|
Q: Having Withdrawals-What Can I Do?
Help, I have been on 300mg Desyrel, 10mg Stelazine, .5mg
Cogentine, 60mg Remeron for almost 10yrs. My diagnosis had been Atypical
depression. I now realize that the meds. were making me worse. I stopped therapy
and started to cut donw on the meds. in Sept. I am off all meds. except
50mg Desyrel in the am. I am having a terrible time. I am restless, headache,
sweats, anxious, sleepless, just miserable. However, I am thinking more
clearly and my concentration is the best it has been in years. I do not feel
depressed. How long will I have these terrible withdrawals? What can I do?

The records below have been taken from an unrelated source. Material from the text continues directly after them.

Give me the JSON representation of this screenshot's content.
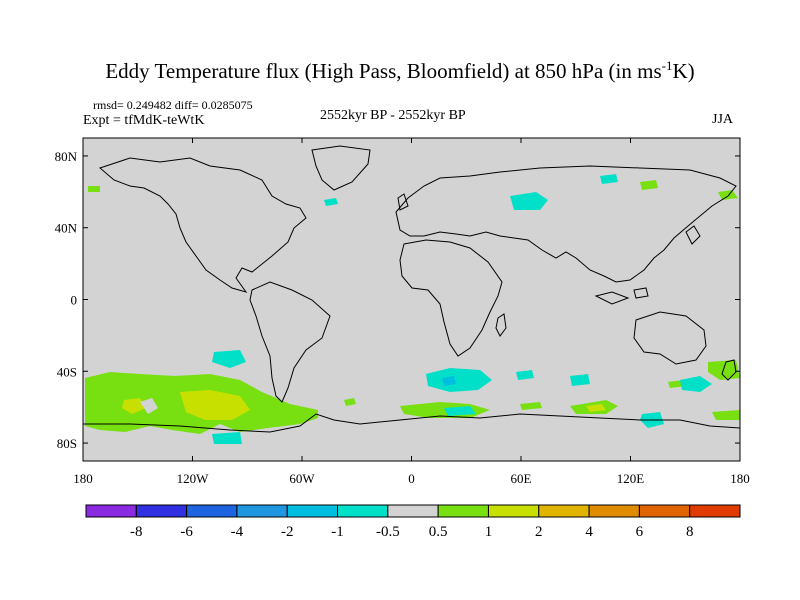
{
  "header": {
    "title_main": "Eddy Temperature flux (High Pass, Bloomfield) at 850 hPa (in ms",
    "title_sup": "-1",
    "title_end": "K)",
    "stats": "rmsd= 0.249482 diff= 0.0285075",
    "experiment": "Expt = tfMdK-teWtK",
    "period": "2552kyr BP - 2552kyr BP",
    "season": "JJA"
  },
  "map": {
    "background": "#d3d3d3",
    "lat_labels": [
      {
        "label": "80N",
        "lat": 80
      },
      {
        "label": "40N",
        "lat": 40
      },
      {
        "label": "0",
        "lat": 0
      },
      {
        "label": "40S",
        "lat": -40
      },
      {
        "label": "80S",
        "lat": -80
      }
    ],
    "lon_labels": [
      {
        "label": "180",
        "lon": -180
      },
      {
        "label": "120W",
        "lon": -120
      },
      {
        "label": "60W",
        "lon": -60
      },
      {
        "label": "0",
        "lon": 0
      },
      {
        "label": "60E",
        "lon": 60
      },
      {
        "label": "120E",
        "lon": 120
      },
      {
        "label": "180",
        "lon": 180
      }
    ]
  },
  "colorbar": {
    "colors": [
      "#8a2be2",
      "#3030e0",
      "#1e64e0",
      "#1e96e0",
      "#00bee0",
      "#00e0c8",
      "#d3d3d3",
      "#78e010",
      "#c8e000",
      "#e0b400",
      "#e08c00",
      "#e06400",
      "#e03c00"
    ],
    "labels": [
      "-8",
      "-6",
      "-4",
      "-2",
      "-1",
      "-0.5",
      "0.5",
      "1",
      "2",
      "4",
      "6",
      "8"
    ]
  }
}
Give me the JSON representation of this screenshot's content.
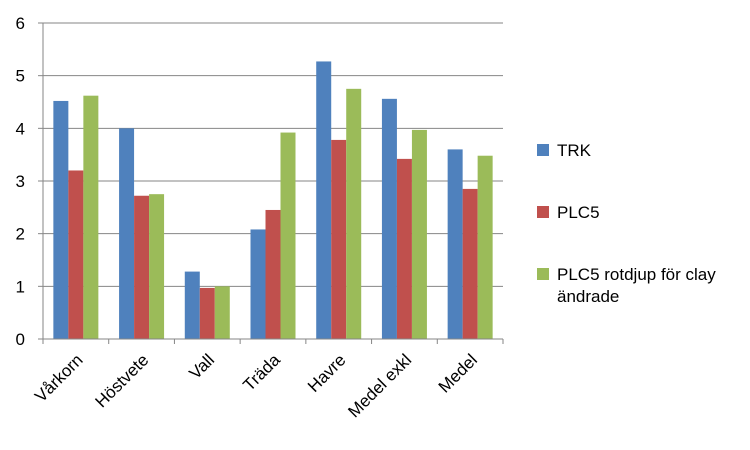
{
  "chart_data": {
    "type": "bar",
    "categories": [
      "Vårkorn",
      "Höstvete",
      "Vall",
      "Träda",
      "Havre",
      "Medel exkl",
      "Medel"
    ],
    "series": [
      {
        "name": "TRK",
        "color": "#4F81BD",
        "values": [
          4.52,
          4.0,
          1.28,
          2.08,
          5.27,
          4.56,
          3.6
        ]
      },
      {
        "name": "PLC5",
        "color": "#C0504D",
        "values": [
          3.2,
          2.72,
          0.97,
          2.45,
          3.78,
          3.42,
          2.85
        ]
      },
      {
        "name": "PLC5 rotdjup för clay ändrade",
        "name_lines": [
          "PLC5 rotdjup för clay",
          "ändrade"
        ],
        "color": "#9BBB59",
        "values": [
          4.62,
          2.75,
          1.0,
          3.92,
          4.75,
          3.97,
          3.48
        ]
      }
    ],
    "yticks": [
      "0",
      "1",
      "2",
      "3",
      "4",
      "5",
      "6"
    ],
    "ylim": [
      0,
      6
    ],
    "title": "",
    "xlabel": "",
    "ylabel": "",
    "grid": true,
    "legend_position": "right"
  }
}
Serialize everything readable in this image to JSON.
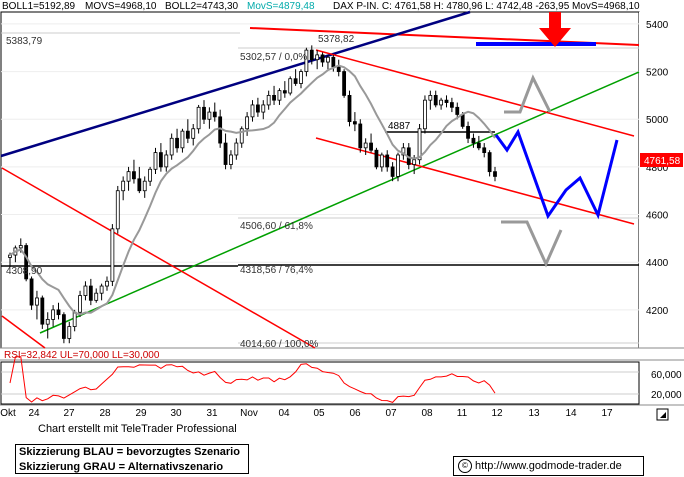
{
  "header": {
    "boll1": "BOLL1=5192,89",
    "movs": "MOVS=4968,10",
    "boll2": "BOLL2=4743,30",
    "movs_hl": "MovS=4879,48",
    "dax": "DAX P-IN. C: 4761,58 H: 4780,96 L: 4742,48 -263,95 MovS=4968,10"
  },
  "price_label": "4761,58",
  "rsi_label": "RSI=32,842 UL=70,000 LL=30,000",
  "credit": "Chart erstellt mit TeleTrader Professional",
  "legend": {
    "line1": "Skizzierung BLAU = bevorzugtes Szenario",
    "line2": "Skizzierung GRAU = Alternativszenario"
  },
  "url": "http://www.godmode-trader.de",
  "colors": {
    "red": "#ff0000",
    "blue": "#0000ff",
    "navy": "#000080",
    "green": "#00a000",
    "gray": "#888888",
    "ma": "#999999"
  },
  "chart_data": {
    "type": "candlestick",
    "y_axis": {
      "ticks": [
        4200,
        4400,
        4600,
        4800,
        5000,
        5200,
        5400
      ],
      "ylim": [
        4040,
        5450
      ]
    },
    "x_axis": {
      "ticks": [
        "Okt",
        "24",
        "27",
        "28",
        "29",
        "30",
        "31",
        "Nov",
        "04",
        "05",
        "06",
        "07",
        "08",
        "11",
        "12",
        "13",
        "14",
        "17"
      ]
    },
    "annotations": [
      "5383,79",
      "5302,57 / 0,0%",
      "5378,82",
      "4887",
      "4506,60 / 61,8%",
      "4308,90",
      "4318,56 / 76,4%",
      "4014,60 / 100,0%"
    ],
    "candles": [
      [
        4420,
        4440,
        4380,
        4430
      ],
      [
        4430,
        4470,
        4400,
        4460
      ],
      [
        4460,
        4500,
        4440,
        4470
      ],
      [
        4470,
        4480,
        4320,
        4330
      ],
      [
        4330,
        4340,
        4200,
        4220
      ],
      [
        4220,
        4280,
        4160,
        4250
      ],
      [
        4250,
        4260,
        4120,
        4140
      ],
      [
        4140,
        4190,
        4080,
        4160
      ],
      [
        4160,
        4220,
        4130,
        4200
      ],
      [
        4200,
        4230,
        4160,
        4180
      ],
      [
        4180,
        4190,
        4060,
        4080
      ],
      [
        4080,
        4150,
        4060,
        4130
      ],
      [
        4130,
        4200,
        4110,
        4190
      ],
      [
        4190,
        4280,
        4170,
        4260
      ],
      [
        4260,
        4320,
        4240,
        4300
      ],
      [
        4300,
        4330,
        4220,
        4240
      ],
      [
        4240,
        4290,
        4230,
        4270
      ],
      [
        4270,
        4310,
        4240,
        4300
      ],
      [
        4300,
        4340,
        4280,
        4320
      ],
      [
        4320,
        4560,
        4300,
        4540
      ],
      [
        4540,
        4720,
        4520,
        4700
      ],
      [
        4700,
        4760,
        4660,
        4740
      ],
      [
        4740,
        4800,
        4700,
        4780
      ],
      [
        4780,
        4830,
        4730,
        4750
      ],
      [
        4750,
        4800,
        4690,
        4700
      ],
      [
        4700,
        4760,
        4670,
        4740
      ],
      [
        4740,
        4800,
        4720,
        4790
      ],
      [
        4790,
        4880,
        4770,
        4860
      ],
      [
        4860,
        4900,
        4780,
        4800
      ],
      [
        4800,
        4870,
        4780,
        4850
      ],
      [
        4850,
        4940,
        4830,
        4920
      ],
      [
        4920,
        4960,
        4860,
        4880
      ],
      [
        4880,
        4960,
        4860,
        4950
      ],
      [
        4950,
        5000,
        4900,
        4920
      ],
      [
        4920,
        4980,
        4890,
        4960
      ],
      [
        4960,
        5060,
        4940,
        5050
      ],
      [
        5050,
        5080,
        4980,
        5000
      ],
      [
        5000,
        5050,
        4960,
        5030
      ],
      [
        5030,
        5070,
        4990,
        5010
      ],
      [
        5010,
        5040,
        4880,
        4900
      ],
      [
        4900,
        4940,
        4790,
        4810
      ],
      [
        4810,
        4870,
        4790,
        4850
      ],
      [
        4850,
        4920,
        4830,
        4900
      ],
      [
        4900,
        4970,
        4880,
        4960
      ],
      [
        4960,
        5030,
        4930,
        5010
      ],
      [
        5010,
        5080,
        4990,
        5060
      ],
      [
        5060,
        5090,
        5010,
        5030
      ],
      [
        5030,
        5080,
        5000,
        5060
      ],
      [
        5060,
        5120,
        5040,
        5100
      ],
      [
        5100,
        5140,
        5060,
        5080
      ],
      [
        5080,
        5130,
        5060,
        5120
      ],
      [
        5120,
        5160,
        5090,
        5110
      ],
      [
        5110,
        5180,
        5100,
        5170
      ],
      [
        5170,
        5210,
        5140,
        5150
      ],
      [
        5150,
        5210,
        5130,
        5200
      ],
      [
        5200,
        5300,
        5180,
        5290
      ],
      [
        5290,
        5310,
        5230,
        5250
      ],
      [
        5250,
        5290,
        5210,
        5270
      ],
      [
        5270,
        5280,
        5220,
        5240
      ],
      [
        5240,
        5270,
        5210,
        5260
      ],
      [
        5260,
        5270,
        5200,
        5220
      ],
      [
        5220,
        5250,
        5180,
        5200
      ],
      [
        5200,
        5210,
        5090,
        5100
      ],
      [
        5100,
        5120,
        4970,
        4990
      ],
      [
        4990,
        5030,
        4950,
        4980
      ],
      [
        4980,
        5000,
        4860,
        4880
      ],
      [
        4880,
        4920,
        4850,
        4900
      ],
      [
        4900,
        4940,
        4860,
        4870
      ],
      [
        4870,
        4880,
        4790,
        4800
      ],
      [
        4800,
        4860,
        4780,
        4850
      ],
      [
        4850,
        4870,
        4780,
        4800
      ],
      [
        4800,
        4820,
        4740,
        4760
      ],
      [
        4760,
        4860,
        4740,
        4850
      ],
      [
        4850,
        4900,
        4830,
        4880
      ],
      [
        4880,
        4900,
        4790,
        4810
      ],
      [
        4810,
        4850,
        4770,
        4830
      ],
      [
        4830,
        4980,
        4810,
        4960
      ],
      [
        4960,
        5100,
        4940,
        5080
      ],
      [
        5080,
        5120,
        5040,
        5100
      ],
      [
        5100,
        5120,
        5050,
        5060
      ],
      [
        5060,
        5090,
        5040,
        5080
      ],
      [
        5080,
        5100,
        5050,
        5070
      ],
      [
        5070,
        5090,
        5030,
        5050
      ],
      [
        5050,
        5070,
        5000,
        5020
      ],
      [
        5020,
        5030,
        4960,
        4970
      ],
      [
        4970,
        4990,
        4900,
        4920
      ],
      [
        4920,
        4940,
        4880,
        4900
      ],
      [
        4900,
        4930,
        4870,
        4880
      ],
      [
        4880,
        4900,
        4840,
        4860
      ],
      [
        4860,
        4870,
        4760,
        4780
      ],
      [
        4780,
        4800,
        4740,
        4760
      ]
    ]
  }
}
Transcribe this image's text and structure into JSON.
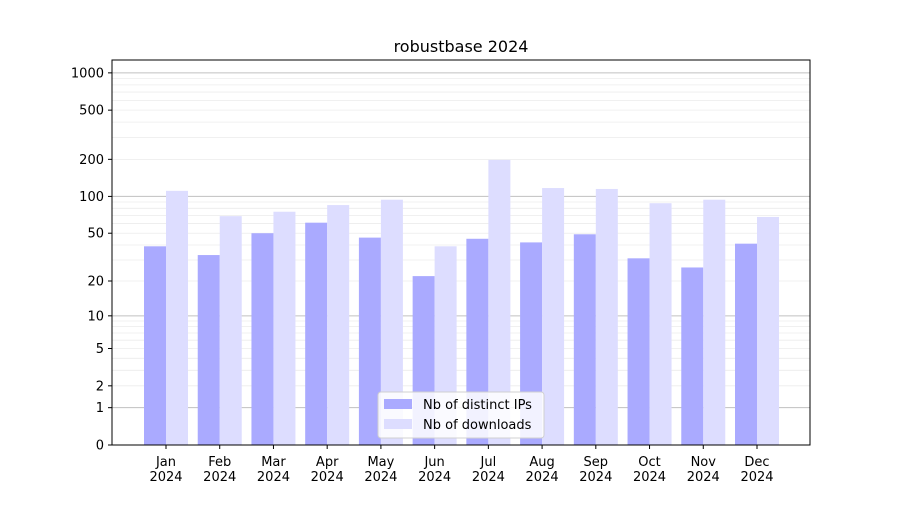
{
  "chart_data": {
    "type": "bar",
    "title": "robustbase 2024",
    "xlabel": "",
    "ylabel": "",
    "yscale": "log(1+y)",
    "ylim": [
      0,
      1270
    ],
    "yticks": [
      0,
      1,
      2,
      5,
      10,
      20,
      50,
      100,
      200,
      500,
      1000
    ],
    "grid": true,
    "legend_placement": "bottom-center",
    "categories": [
      "Jan\n2024",
      "Feb\n2024",
      "Mar\n2024",
      "Apr\n2024",
      "May\n2024",
      "Jun\n2024",
      "Jul\n2024",
      "Aug\n2024",
      "Sep\n2024",
      "Oct\n2024",
      "Nov\n2024",
      "Dec\n2024"
    ],
    "series": [
      {
        "name": "Nb of distinct IPs",
        "color": "#aaaaff",
        "values": [
          39,
          33,
          50,
          61,
          46,
          22,
          45,
          42,
          49,
          31,
          26,
          41
        ]
      },
      {
        "name": "Nb of downloads",
        "color": "#ddddff",
        "values": [
          111,
          69,
          75,
          85,
          94,
          39,
          198,
          117,
          115,
          88,
          94,
          68
        ]
      }
    ]
  }
}
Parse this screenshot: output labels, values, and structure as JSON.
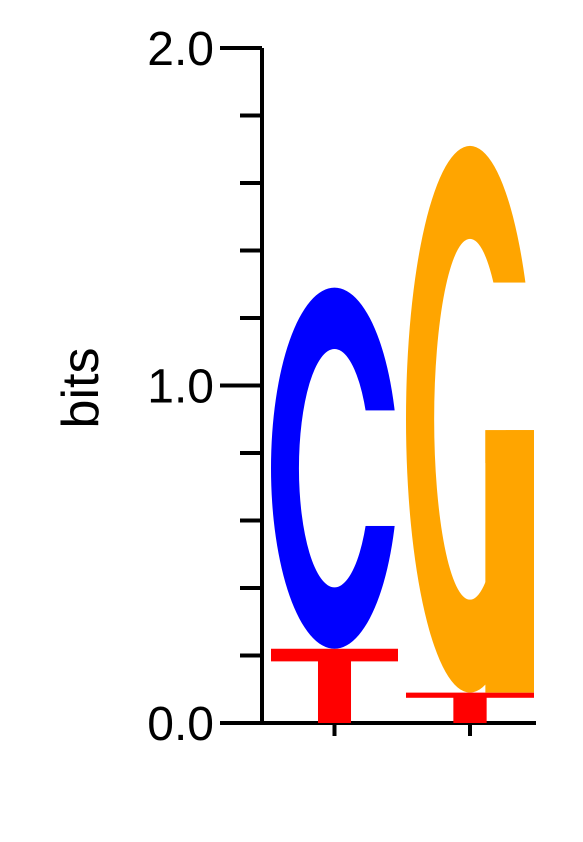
{
  "chart_data": {
    "type": "sequence-logo",
    "ylabel": "bits",
    "ylim": [
      0,
      2.0
    ],
    "y_tick_labels": [
      "0.0",
      "1.0",
      "2.0"
    ],
    "minor_ticks_between_labels": 4,
    "x_tick_labels": [
      "",
      ""
    ],
    "positions": [
      {
        "letters": [
          {
            "letter": "T",
            "bits": 0.22,
            "color": "#ff0000"
          },
          {
            "letter": "C",
            "bits": 1.07,
            "color": "#0000ff"
          }
        ]
      },
      {
        "letters": [
          {
            "letter": "T",
            "bits": 0.09,
            "color": "#ff0000"
          },
          {
            "letter": "G",
            "bits": 1.62,
            "color": "#ffa500"
          }
        ]
      }
    ],
    "grid": false,
    "legend": "none"
  }
}
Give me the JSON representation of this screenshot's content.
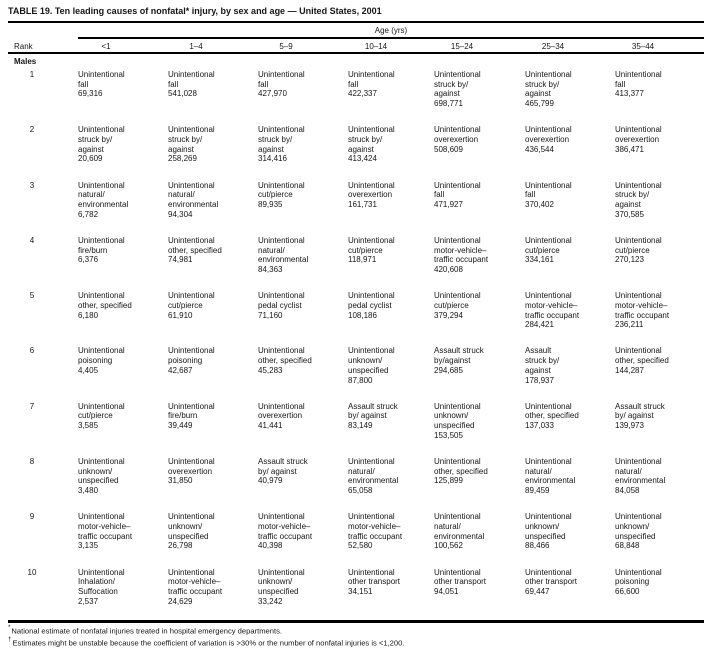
{
  "title": "TABLE 19. Ten leading causes of nonfatal* injury, by sex and age — United States, 2001",
  "header": {
    "age_group_label": "Age (yrs)",
    "rank_label": "Rank",
    "age_columns": [
      "<1",
      "1–4",
      "5–9",
      "10–14",
      "15–24",
      "25–34",
      "35–44"
    ]
  },
  "section_label": "Males",
  "rows": [
    {
      "rank": "1",
      "cells": [
        {
          "cause": "Unintentional\nfall",
          "value": "69,316"
        },
        {
          "cause": "Unintentional\nfall",
          "value": "541,028"
        },
        {
          "cause": "Unintentional\nfall",
          "value": "427,970"
        },
        {
          "cause": "Unintentional\nfall",
          "value": "422,337"
        },
        {
          "cause": "Unintentional\nstruck by/\nagainst",
          "value": "698,771"
        },
        {
          "cause": "Unintentional\nstruck by/\nagainst",
          "value": "465,799"
        },
        {
          "cause": "Unintentional\nfall",
          "value": "413,377"
        }
      ]
    },
    {
      "rank": "2",
      "cells": [
        {
          "cause": "Unintentional\nstruck by/\nagainst",
          "value": "20,609"
        },
        {
          "cause": "Unintentional\nstruck by/\nagainst",
          "value": "258,269"
        },
        {
          "cause": "Unintentional\nstruck by/\nagainst",
          "value": "314,416"
        },
        {
          "cause": "Unintentional\nstruck by/\nagainst",
          "value": "413,424"
        },
        {
          "cause": "Unintentional\noverexertion",
          "value": "508,609"
        },
        {
          "cause": "Unintentional\noverexertion",
          "value": "436,544"
        },
        {
          "cause": "Unintentional\noverexertion",
          "value": "386,471"
        }
      ]
    },
    {
      "rank": "3",
      "cells": [
        {
          "cause": "Unintentional\nnatural/\nenvironmental",
          "value": "6,782"
        },
        {
          "cause": "Unintentional\nnatural/\nenvironmental",
          "value": "94,304"
        },
        {
          "cause": "Unintentional\ncut/pierce",
          "value": "89,935"
        },
        {
          "cause": "Unintentional\noverexertion",
          "value": "161,731"
        },
        {
          "cause": "Unintentional\nfall",
          "value": "471,927"
        },
        {
          "cause": "Unintentional\nfall",
          "value": "370,402"
        },
        {
          "cause": "Unintentional\nstruck by/\nagainst",
          "value": "370,585"
        }
      ]
    },
    {
      "rank": "4",
      "cells": [
        {
          "cause": "Unintentional\nfire/burn",
          "value": "6,376"
        },
        {
          "cause": "Unintentional\nother, specified",
          "value": "74,981"
        },
        {
          "cause": "Unintentional\nnatural/\nenvironmental",
          "value": "84,363"
        },
        {
          "cause": "Unintentional\ncut/pierce",
          "value": "118,971"
        },
        {
          "cause": "Unintentional\nmotor-vehicle–\ntraffic occupant",
          "value": "420,608"
        },
        {
          "cause": "Unintentional\ncut/pierce",
          "value": "334,161"
        },
        {
          "cause": "Unintentional\ncut/pierce",
          "value": "270,123"
        }
      ]
    },
    {
      "rank": "5",
      "cells": [
        {
          "cause": "Unintentional\nother, specified",
          "value": "6,180"
        },
        {
          "cause": "Unintentional\ncut/pierce",
          "value": "61,910"
        },
        {
          "cause": "Unintentional\npedal cyclist",
          "value": "71,160"
        },
        {
          "cause": "Unintentional\npedal cyclist",
          "value": "108,186"
        },
        {
          "cause": "Unintentional\ncut/pierce",
          "value": "379,294"
        },
        {
          "cause": "Unintentional\nmotor-vehicle–\ntraffic occupant",
          "value": "284,421"
        },
        {
          "cause": "Unintentional\nmotor-vehicle–\ntraffic occupant",
          "value": "236,211"
        }
      ]
    },
    {
      "rank": "6",
      "cells": [
        {
          "cause": "Unintentional\npoisoning",
          "value": "4,405"
        },
        {
          "cause": "Unintentional\npoisoning",
          "value": "42,687"
        },
        {
          "cause": "Unintentional\nother, specified",
          "value": "45,283"
        },
        {
          "cause": "Unintentional\nunknown/\nunspecified",
          "value": "87,800"
        },
        {
          "cause": "Assault struck\nby/against",
          "value": "294,685"
        },
        {
          "cause": "Assault\nstruck by/\nagainst",
          "value": "178,937"
        },
        {
          "cause": "Unintentional\nother, specified",
          "value": "144,287"
        }
      ]
    },
    {
      "rank": "7",
      "cells": [
        {
          "cause": "Unintentional\ncut/pierce",
          "value": "3,585"
        },
        {
          "cause": "Unintentional\nfire/burn",
          "value": "39,449"
        },
        {
          "cause": "Unintentional\noverexertion",
          "value": "41,441"
        },
        {
          "cause": "Assault struck\nby/ against",
          "value": "83,149"
        },
        {
          "cause": "Unintentional\nunknown/\nunspecified",
          "value": "153,505"
        },
        {
          "cause": "Unintentional\nother, specified",
          "value": "137,033"
        },
        {
          "cause": "Assault struck\nby/ against",
          "value": "139,973"
        }
      ]
    },
    {
      "rank": "8",
      "cells": [
        {
          "cause": "Unintentional\nunknown/\nunspecified",
          "value": "3,480"
        },
        {
          "cause": "Unintentional\noverexertion",
          "value": "31,850"
        },
        {
          "cause": "Assault struck\nby/ against",
          "value": "40,979"
        },
        {
          "cause": "Unintentional\nnatural/\nenvironmental",
          "value": "65,058"
        },
        {
          "cause": "Unintentional\nother, specified",
          "value": "125,899"
        },
        {
          "cause": "Unintentional\nnatural/\nenvironmental",
          "value": "89,459"
        },
        {
          "cause": "Unintentional\nnatural/\nenvironmental",
          "value": "84,058"
        }
      ]
    },
    {
      "rank": "9",
      "cells": [
        {
          "cause": "Unintentional\nmotor-vehicle–\ntraffic occupant",
          "value": "3,135"
        },
        {
          "cause": "Unintentional\nunknown/\nunspecified",
          "value": "26,798"
        },
        {
          "cause": "Unintentional\nmotor-vehicle–\ntraffic occupant",
          "value": "40,398"
        },
        {
          "cause": "Unintentional\nmotor-vehicle–\ntraffic occupant",
          "value": "52,580"
        },
        {
          "cause": "Unintentional\nnatural/\nenvironmental",
          "value": "100,562"
        },
        {
          "cause": "Unintentional\nunknown/\nunspecified",
          "value": "88,466"
        },
        {
          "cause": "Unintentional\nunknown/\nunspecified",
          "value": "68,848"
        }
      ]
    },
    {
      "rank": "10",
      "cells": [
        {
          "cause": "Unintentional\nInhalation/\nSuffocation",
          "value": "2,537"
        },
        {
          "cause": "Unintentional\nmotor-vehicle–\ntraffic occupant",
          "value": "24,629"
        },
        {
          "cause": "Unintentional\nunknown/\nunspecified",
          "value": "33,242"
        },
        {
          "cause": "Unintentional\nother transport",
          "value": "34,151"
        },
        {
          "cause": "Unintentional\nother transport",
          "value": "94,051"
        },
        {
          "cause": "Unintentional\nother transport",
          "value": "69,447"
        },
        {
          "cause": "Unintentional\npoisoning",
          "value": "66,600"
        }
      ]
    }
  ],
  "footnotes": [
    {
      "marker": "*",
      "text": "National estimate of nonfatal injuries treated in hospital emergency departments."
    },
    {
      "marker": "†",
      "text": "Estimates might be unstable because the coefficient of variation is >30% or the number of nonfatal injuries is <1,200."
    }
  ]
}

Please help. I await your reply. Thanks. Lori.
Dear Lori --
Sounds like you're doing this pretty much on your own, and that in the process
you've got one part better but another part is worse. Also sounds like you
were smart, and tapered off some of the medications rather than stopping (it
would be nice if people could work out a plan to go off medications like you
were on with the person who prescribed them still involved; but I am
aware that a lot of people feel like they can't have conversations with their
providers and work out something mutually agreeable, so feel like if they
are going to try something like what you're trying they have to do that on your
own.)
For medicolegal reasons, not having directly to do with
you personally, let me make it clear that I do not endorse people making their
own decisions about medications and acting on those decisions without the
knowledge or agreement of their provider. Okay; that said, what's to do
now?
Restless, anxious, sleepless. This could be
withdrawal, I suppose, if your last step to zero from Remeron was very recent
and if you stepped from 15 mg to zero as is the easiest to arrange. But
"withdrawal" has not been a really big deal with Remeron as it has
been with the purely serotonergic medications like Paxil and Zoloft (not to say
it doesn't happen; I'm not sure we have enough experience with it yet to comment
on that)
(In case somebody was wondering why I don't have that much experience yet with it yet, that's because there are too
many other antidepressants to choose from to be using a new one that
clearly causes weight gain, and I don't have a whole bunch of folks over 60 in
my practice, which is one area where that medication may have some specific
value)
Okay, where were we? Restless, anxious,
sleepless. The first step in my view would be to make sure that your
diagnosis is correct and that you don't have some variant of bipolar
disorder. Obviously you've been working on that angle because here you are
on this website. If you somehow came to the conclusion you had a bipolar
variation, you have two challenges (surely more, but here are two that come from
that conclusion): first, how are you going to get a trial on
mood
stabilizers? Second, related, how are you going to convince your
provider, or some other one, to "buy", at least temporarily, a
diagnosis of "bipolar variant" and thus give you that chance? A
completed
Mood
Disorders Questionnaire that is "positive" for bipolar might help
you there.
In other words, I'd start with the suspicion that you
might indeed have bipolar disorder (because that's the suspicion I think every
doctor ought to start with for anyone with a complex depression, so as to avoid
giving medications that can make people directly worse -- as opposed to
"side effect worse"; especially for someone who's warranted
considering something like stelazine; who isn't now depressed; who is agitated;
etc. etc.). If it was "just withdrawal" you should be feeling
better pretty soon, like within a week or two of the last dose in most
cases. If it's already been that long, and the trend in symptoms is worse
not better, then you should take the MDQ and see what you can work out with your
doc's. Note that there's also a newer "questionnaire" approach
to bipolar spectrum -- i.e. more subtle forms -- disorders (the
Bipolar
Spectrum Disorders Screen), but that questionnaire does not clearly tell you
what to do except if it's "negative", in my view, for reasons you'll
find explained along with the test on my website.
Good luck to you in all this. You got guts, that
much I think we can say for certain.